« Près de la moitié des français considère passer à côté de leurs vies », nous annonce un article du Hu*ffington Post* s'appuyant sur les résultats d'une étude IPSOS publiés le 17 septembre 2015. Étant donné que nous ne pouvons que très difficilement être ailleurs que dans notre propre vie, on serait en droit de se demander quelle astucieux pas de côté ont réussi à faire ces derniers.
Nemo Nobody (joué par Jared Leto), le personnage central du film de Jaco Van Dormael, est peut-être le meilleurs exemple pour expliciter ce phénomène : enfant, le jeune Nemo avait déjà du mal à se confronter aux choix. On le voit par exemple devant un buffet de desserts, incapable d'élire celui qui le contentera le plus, pour finalement abandonner tout bonnement.
Le jour où ses parents se séparent, nous le retrouvons sur un quai de gare, le train près au départ, tenant d'une main son père et de l'autre sa mère. Celle-ci lui demande alors : « Alors, Nemo, avec qui choisis-tu de rester ? » Nemo reste paralysé. Dans deux plans parallèles, nous le voyons alors faire, à une seconde près deux choix : le voilà qui court derrière le train où est monté sa maman ; dans l'un il la rattrape à temps, dans le second, son hésitation le fait partir trop tard, il reste sur le quai avec son père. À partir de là, sa vie se divise en deux. Le même Nemo existant dans deux dimensions parallèles. À chaque nouveau choix qui suivront, comme lorsqu'il devra élire Anna, Elise ou Jeanne, sa vie se divisera de nouveau.

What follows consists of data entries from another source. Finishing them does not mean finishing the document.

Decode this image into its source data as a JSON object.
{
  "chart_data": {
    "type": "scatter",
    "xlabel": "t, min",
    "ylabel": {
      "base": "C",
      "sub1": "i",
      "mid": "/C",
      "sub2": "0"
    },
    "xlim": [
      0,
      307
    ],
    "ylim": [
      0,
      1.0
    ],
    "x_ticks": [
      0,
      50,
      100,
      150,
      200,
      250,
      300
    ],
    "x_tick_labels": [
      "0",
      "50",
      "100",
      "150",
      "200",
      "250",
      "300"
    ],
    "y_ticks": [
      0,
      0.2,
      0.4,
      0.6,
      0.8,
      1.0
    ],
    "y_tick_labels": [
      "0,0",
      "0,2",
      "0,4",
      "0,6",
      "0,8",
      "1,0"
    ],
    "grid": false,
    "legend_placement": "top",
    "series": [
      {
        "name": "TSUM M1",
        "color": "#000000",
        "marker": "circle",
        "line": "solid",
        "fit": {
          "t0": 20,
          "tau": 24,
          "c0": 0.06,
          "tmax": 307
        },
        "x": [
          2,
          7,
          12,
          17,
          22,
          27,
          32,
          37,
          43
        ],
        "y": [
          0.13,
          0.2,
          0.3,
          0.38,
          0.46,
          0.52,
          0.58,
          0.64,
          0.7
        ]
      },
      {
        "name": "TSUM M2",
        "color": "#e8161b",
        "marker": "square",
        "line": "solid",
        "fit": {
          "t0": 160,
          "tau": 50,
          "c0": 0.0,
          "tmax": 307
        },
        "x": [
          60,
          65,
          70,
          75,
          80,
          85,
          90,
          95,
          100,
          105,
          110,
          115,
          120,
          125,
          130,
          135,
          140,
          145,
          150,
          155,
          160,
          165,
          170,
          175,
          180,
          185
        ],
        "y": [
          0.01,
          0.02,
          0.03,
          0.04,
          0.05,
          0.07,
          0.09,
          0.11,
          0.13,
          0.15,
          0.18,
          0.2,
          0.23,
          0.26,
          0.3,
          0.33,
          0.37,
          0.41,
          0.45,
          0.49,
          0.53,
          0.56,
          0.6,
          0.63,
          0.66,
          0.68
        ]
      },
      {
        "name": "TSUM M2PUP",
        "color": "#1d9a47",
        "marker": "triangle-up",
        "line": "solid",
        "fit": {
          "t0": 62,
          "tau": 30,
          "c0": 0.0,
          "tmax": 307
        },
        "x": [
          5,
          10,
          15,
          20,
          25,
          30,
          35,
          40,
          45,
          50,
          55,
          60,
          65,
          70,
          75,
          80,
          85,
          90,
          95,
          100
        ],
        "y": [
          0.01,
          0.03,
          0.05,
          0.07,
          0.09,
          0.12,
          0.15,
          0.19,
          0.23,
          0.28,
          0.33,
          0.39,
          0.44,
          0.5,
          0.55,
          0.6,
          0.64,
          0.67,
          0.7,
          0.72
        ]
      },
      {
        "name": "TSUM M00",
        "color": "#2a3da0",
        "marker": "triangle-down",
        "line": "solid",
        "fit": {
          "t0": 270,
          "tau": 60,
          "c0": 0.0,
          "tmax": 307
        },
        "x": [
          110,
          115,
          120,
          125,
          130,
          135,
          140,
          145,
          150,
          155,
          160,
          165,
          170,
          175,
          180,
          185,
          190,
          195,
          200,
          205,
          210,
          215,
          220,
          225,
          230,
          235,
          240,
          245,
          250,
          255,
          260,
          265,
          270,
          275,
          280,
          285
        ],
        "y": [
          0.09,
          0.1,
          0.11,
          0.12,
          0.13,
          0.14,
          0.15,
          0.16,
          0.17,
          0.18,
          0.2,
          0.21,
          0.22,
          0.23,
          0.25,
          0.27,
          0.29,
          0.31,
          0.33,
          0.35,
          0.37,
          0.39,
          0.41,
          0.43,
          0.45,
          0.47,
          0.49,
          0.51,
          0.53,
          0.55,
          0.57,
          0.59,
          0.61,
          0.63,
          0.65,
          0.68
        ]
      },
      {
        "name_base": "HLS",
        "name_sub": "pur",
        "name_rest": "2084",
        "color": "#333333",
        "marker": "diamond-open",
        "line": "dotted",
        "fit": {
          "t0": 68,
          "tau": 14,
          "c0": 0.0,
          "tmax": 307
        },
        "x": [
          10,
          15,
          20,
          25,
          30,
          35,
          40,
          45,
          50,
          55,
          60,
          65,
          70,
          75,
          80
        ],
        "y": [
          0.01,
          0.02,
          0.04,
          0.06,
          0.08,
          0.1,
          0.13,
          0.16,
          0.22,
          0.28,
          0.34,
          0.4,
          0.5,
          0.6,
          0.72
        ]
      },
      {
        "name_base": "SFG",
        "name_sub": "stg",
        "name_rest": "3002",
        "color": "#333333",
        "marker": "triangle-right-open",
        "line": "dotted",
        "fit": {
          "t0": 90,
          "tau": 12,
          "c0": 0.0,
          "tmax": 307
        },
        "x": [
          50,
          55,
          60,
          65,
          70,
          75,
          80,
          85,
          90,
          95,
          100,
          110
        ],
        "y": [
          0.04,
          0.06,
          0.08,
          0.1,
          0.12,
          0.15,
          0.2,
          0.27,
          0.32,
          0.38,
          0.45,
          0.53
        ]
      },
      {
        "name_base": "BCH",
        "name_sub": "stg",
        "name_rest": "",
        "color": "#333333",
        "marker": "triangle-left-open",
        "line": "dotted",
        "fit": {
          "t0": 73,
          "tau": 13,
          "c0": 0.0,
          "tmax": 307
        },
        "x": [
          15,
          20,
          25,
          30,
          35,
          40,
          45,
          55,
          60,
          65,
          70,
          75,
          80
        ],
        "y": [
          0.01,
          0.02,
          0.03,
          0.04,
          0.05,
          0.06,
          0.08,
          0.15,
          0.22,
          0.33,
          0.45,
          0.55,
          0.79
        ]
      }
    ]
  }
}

Pourtant, Nemo, reste connecté et conscient de toutes ces autres vies possibles. Et dans chacune d'entre elles, il semble comme absent, absent de sa propre vie, « à côté ». As-tu toi aussi parfois ce sentiment ? Si oui, sais-tu pourquoi ? Je me revois ce jour de mon adolescence, un soir où j'avais le choix entre assister passivement au cours de théâtre de ma nouvelle amoureuse et accompagner mon ami que je voyais alors peu faire une inintéressante démarche administrative. Je me suis senti totalement paralysé, incapable de faire le moindre mouvement. C'était en définitive un dilemme sans grande conséquence, or c'est la première fois que j'ai pris pleinement conscience de la difficulté devant laquelle nous mettent les moindre de nos choix : chacun d'entre eux exige une perte. Et bien souvent, ce qui nous obsède le plus, c'est ce que nous avons à perdre plutôt que ce que nous avons à gagner.
Ainsi, un homme qui se marie reste-t-il obnubilé par sa meilleure amie et la cousine de sa femme. L'on s'installe à la ville et l'on regrette la campagne. On va en vacances à la montagne et l'on veut soudain se baigner dans la mer. Ou pire : comme l'âne de la fable, on hésite entre le puit et la meule de foin, à s'en laisser mourir. Même si cela semble d'un certain point de vue formidable, de pouvoir comme Nemo Nobody vivre toutes ces vies potentielles plutôt qu'une seule, cela revient en vérité à n'en vivre aucune. C'est exactement pour cela que le personnage est Nobody (« personne »), et qu'en fin de compte, il n'est ni vraiment vivant, ni présent dans aucune de ses existences.
Inés, une de mes anciennes amoureuses, m'a en son temps énoncé ceci : à chaque moment de notre vie, nous faisons les seuls choix possibles pour nous au moment où nous le faisons. Existent peut-être des réalités parallèles où ses choix ne sont pas les mêmes. Mais ces réalités-là ne sont pas celle-ci, la seule où nous vivons. Une des dernières répliques du film, citant Tenessee Williams, énonce que « chaque vie est la bonne. Le chemin qu’on empreinte est toujours le bon chemin. Tout aurait pu être n’importe quoi d’autre, et cela aurait eu tout autant de sens. » Oui, nous n'avons qu'une vie, une seule. Pourquoi alors la perdre à penser à ce qui pourrait ou aurait pu avoir lieu ? Au lieu de simplement la vivre ? Aussi, arrête donc dès maintenant de penser. Va et vis.